A PilZ Domain Protein Interacts with the Transcriptional Regulator HinK to Regulate Type VI Secretion System in Pseudomonas aeruginosa.

Type VI secretion systems (T6SS) are bacterial macromolecular complexes that secrete effector proteins into target cells or the extracellular environment, leading to the demise of adjacent cells and providing a survival advantage. Although studies have shown that the T6SS in Pseudomonas aeruginosa is regulated by the Quorum Sensing (QS) system and secondary messenger c-di-GMP, the underlying molecular mechanism remains largely unknown. In this study, we discovered that the c-di-GMP-binding adaptor protein PA0012 has a repressive effect on expression of the T6SS HSI-I genes in Pseudomonas aeruginosa PAO1. To probe the mechanism by which PA0012 (renamed TssZ, Type Six Secretion System -associated PilZ protein) regulates the expression of HSI-I genes, we conducted yeast two-hybrid screening and identified HinK, a LasR-type transcriptional regulator, as the binding parter of TssZ. The direct protein-protein interaction between HinK and TssZ was further confirmed through co-immunoprecipitation assays. Our experimental results suggest that HinK-TssZ interaction was weakened at high c-di-GMP concentrations, in contrast to the current paradigm wherein c-di-GMP enhances the interaction between PilZ proteins and their partners.

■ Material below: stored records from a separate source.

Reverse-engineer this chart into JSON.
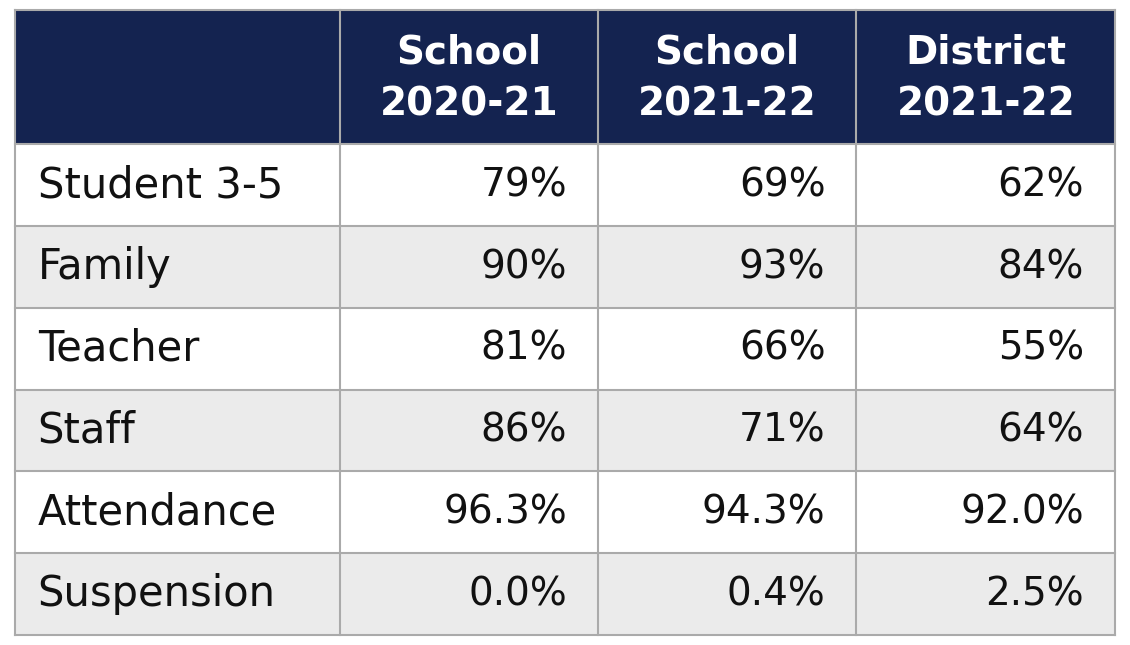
{
  "header_bg_color": "#142350",
  "header_text_color": "#ffffff",
  "row_colors": [
    "#ffffff",
    "#ebebeb"
  ],
  "cell_text_color": "#111111",
  "border_color": "#aaaaaa",
  "col_headers": [
    [
      "School",
      "2020-21"
    ],
    [
      "School",
      "2021-22"
    ],
    [
      "District",
      "2021-22"
    ]
  ],
  "row_labels": [
    "Student 3-5",
    "Family",
    "Teacher",
    "Staff",
    "Attendance",
    "Suspension"
  ],
  "data": [
    [
      "79%",
      "69%",
      "62%"
    ],
    [
      "90%",
      "93%",
      "84%"
    ],
    [
      "81%",
      "66%",
      "55%"
    ],
    [
      "86%",
      "71%",
      "64%"
    ],
    [
      "96.3%",
      "94.3%",
      "92.0%"
    ],
    [
      "0.0%",
      "0.4%",
      "2.5%"
    ]
  ],
  "header_fontsize": 28,
  "row_label_fontsize": 30,
  "cell_fontsize": 28,
  "fig_width": 11.3,
  "fig_height": 6.45,
  "dpi": 100
}
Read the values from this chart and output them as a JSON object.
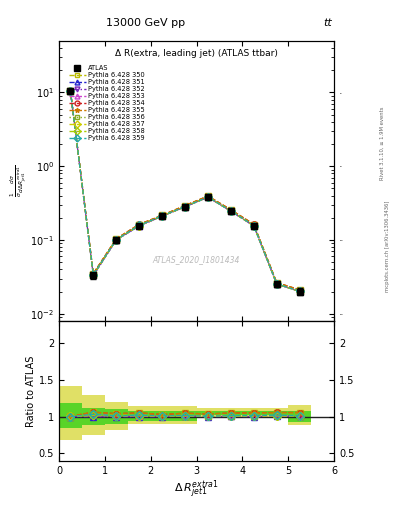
{
  "title_top": "13000 GeV pp",
  "title_top_right": "tt",
  "panel_title": "Δ R(extra, leading jet) (ATLAS ttbar)",
  "watermark": "ATLAS_2020_I1801434",
  "ylabel_ratio": "Ratio to ATLAS",
  "right_label": "Rivet 3.1.10, ≥ 1.9M events",
  "right_label2": "mcplots.cern.ch [arXiv:1306.3436]",
  "x_centers": [
    0.25,
    0.75,
    1.25,
    1.75,
    2.25,
    2.75,
    3.25,
    3.75,
    4.25,
    4.75,
    5.25
  ],
  "atlas_y": [
    10.5,
    0.033,
    0.1,
    0.155,
    0.21,
    0.28,
    0.38,
    0.245,
    0.155,
    0.025,
    0.02
  ],
  "atlas_yerr": [
    0.5,
    0.003,
    0.008,
    0.008,
    0.01,
    0.01,
    0.015,
    0.01,
    0.008,
    0.002,
    0.002
  ],
  "mc_names": [
    "Pythia 6.428 350",
    "Pythia 6.428 351",
    "Pythia 6.428 352",
    "Pythia 6.428 353",
    "Pythia 6.428 354",
    "Pythia 6.428 355",
    "Pythia 6.428 356",
    "Pythia 6.428 357",
    "Pythia 6.428 358",
    "Pythia 6.428 359"
  ],
  "mc_colors": [
    "#bbbb00",
    "#2222cc",
    "#7722bb",
    "#cc44cc",
    "#cc2222",
    "#cc7700",
    "#88aa22",
    "#cccc00",
    "#aacc00",
    "#22aaaa"
  ],
  "mc_markers": [
    "s",
    "^",
    "v",
    "^",
    "o",
    "*",
    "s",
    "D",
    "D",
    "D"
  ],
  "mc_linestyles": [
    "--",
    "--",
    "-.",
    "--",
    "--",
    "--",
    ":",
    "--",
    "--",
    "--"
  ],
  "mc_y_350": [
    10.6,
    0.035,
    0.103,
    0.162,
    0.215,
    0.292,
    0.393,
    0.256,
    0.162,
    0.0263,
    0.021
  ],
  "mc_y_351": [
    10.5,
    0.033,
    0.1,
    0.155,
    0.21,
    0.282,
    0.38,
    0.246,
    0.155,
    0.0252,
    0.0201
  ],
  "mc_y_352": [
    10.5,
    0.033,
    0.1,
    0.155,
    0.21,
    0.282,
    0.38,
    0.246,
    0.155,
    0.0252,
    0.0201
  ],
  "mc_y_353": [
    10.5,
    0.034,
    0.101,
    0.157,
    0.211,
    0.283,
    0.381,
    0.247,
    0.156,
    0.0254,
    0.0202
  ],
  "mc_y_354": [
    10.55,
    0.035,
    0.104,
    0.163,
    0.216,
    0.293,
    0.394,
    0.257,
    0.163,
    0.0264,
    0.0211
  ],
  "mc_y_355": [
    10.55,
    0.035,
    0.104,
    0.163,
    0.216,
    0.293,
    0.394,
    0.257,
    0.163,
    0.0264,
    0.0211
  ],
  "mc_y_356": [
    10.5,
    0.034,
    0.101,
    0.158,
    0.212,
    0.284,
    0.382,
    0.248,
    0.157,
    0.0255,
    0.0203
  ],
  "mc_y_357": [
    10.52,
    0.0335,
    0.101,
    0.157,
    0.211,
    0.283,
    0.382,
    0.247,
    0.156,
    0.0253,
    0.0201
  ],
  "mc_y_358": [
    10.52,
    0.0335,
    0.101,
    0.157,
    0.211,
    0.283,
    0.382,
    0.247,
    0.156,
    0.0253,
    0.0201
  ],
  "mc_y_359": [
    10.5,
    0.034,
    0.101,
    0.158,
    0.212,
    0.284,
    0.382,
    0.248,
    0.157,
    0.0255,
    0.0202
  ],
  "bin_edges": [
    0.0,
    0.5,
    1.0,
    1.5,
    2.0,
    2.5,
    3.0,
    3.5,
    4.0,
    4.5,
    5.0,
    5.5
  ],
  "outer_lo": [
    0.68,
    0.75,
    0.82,
    0.9,
    0.9,
    0.9,
    0.98,
    0.98,
    0.98,
    0.98,
    0.88
  ],
  "outer_hi": [
    1.42,
    1.3,
    1.2,
    1.15,
    1.15,
    1.15,
    1.12,
    1.12,
    1.12,
    1.12,
    1.16
  ],
  "inner_lo": [
    0.84,
    0.88,
    0.9,
    0.94,
    0.94,
    0.94,
    1.02,
    1.02,
    1.02,
    1.02,
    0.93
  ],
  "inner_hi": [
    1.18,
    1.12,
    1.1,
    1.07,
    1.07,
    1.07,
    1.07,
    1.07,
    1.07,
    1.07,
    1.07
  ],
  "band_inner_color": "#00cc00",
  "band_outer_color": "#cccc00",
  "xlim": [
    0,
    6
  ],
  "ylim_main": [
    0.008,
    50
  ],
  "ylim_ratio": [
    0.4,
    2.3
  ],
  "ratio_yticks": [
    0.5,
    1.0,
    1.5,
    2.0
  ],
  "ratio_yticklabels": [
    "0.5",
    "1",
    "1.5",
    "2"
  ]
}
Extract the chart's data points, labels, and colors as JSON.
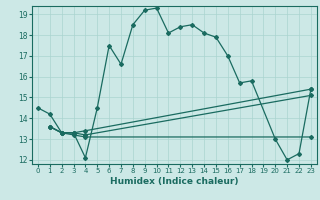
{
  "xlabel": "Humidex (Indice chaleur)",
  "xlim": [
    -0.5,
    23.5
  ],
  "ylim": [
    11.8,
    19.4
  ],
  "yticks": [
    12,
    13,
    14,
    15,
    16,
    17,
    18,
    19
  ],
  "xticks": [
    0,
    1,
    2,
    3,
    4,
    5,
    6,
    7,
    8,
    9,
    10,
    11,
    12,
    13,
    14,
    15,
    16,
    17,
    18,
    19,
    20,
    21,
    22,
    23
  ],
  "bg_color": "#cce8e6",
  "line_color": "#1a6b60",
  "grid_color": "#aad4d0",
  "series1": {
    "x": [
      0,
      1,
      2,
      3,
      4,
      5,
      6,
      7,
      8,
      9,
      10,
      11,
      12,
      13,
      14,
      15,
      16,
      17,
      18,
      20,
      21,
      22,
      23
    ],
    "y": [
      14.5,
      14.2,
      13.3,
      13.3,
      12.1,
      14.5,
      17.5,
      16.6,
      18.5,
      19.2,
      19.3,
      18.1,
      18.4,
      18.5,
      18.1,
      17.9,
      17.0,
      15.7,
      15.8,
      13.0,
      12.0,
      12.3,
      15.4
    ]
  },
  "series2": {
    "x": [
      1,
      2,
      3,
      4,
      23
    ],
    "y": [
      13.6,
      13.3,
      13.3,
      13.4,
      15.4
    ]
  },
  "series3": {
    "x": [
      1,
      2,
      3,
      4,
      23
    ],
    "y": [
      13.6,
      13.3,
      13.3,
      13.2,
      15.1
    ]
  },
  "series4": {
    "x": [
      1,
      2,
      3,
      4,
      23
    ],
    "y": [
      13.6,
      13.3,
      13.2,
      13.1,
      13.1
    ]
  }
}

Electrophoretic mobility shift assays revealed that the non-c-di-GMP-binding mutant TssZR5A/R9A interacts directly with HinK and prevents it from binding to the promoter of the quorum-sensing regulator pqsR. The functional connection between TssZ and HinK is further supported by observations that TssZ and HinK impact the swarming motility, pyocyanin production and T6SS-mediated bacterial killing activity of P. aeruginosa in a PqsR-dependent manner. Together, these results unveil a novel regulatory mechanism wherein TssZ functions as an inhibitor that interacts with HinK to control gene expression.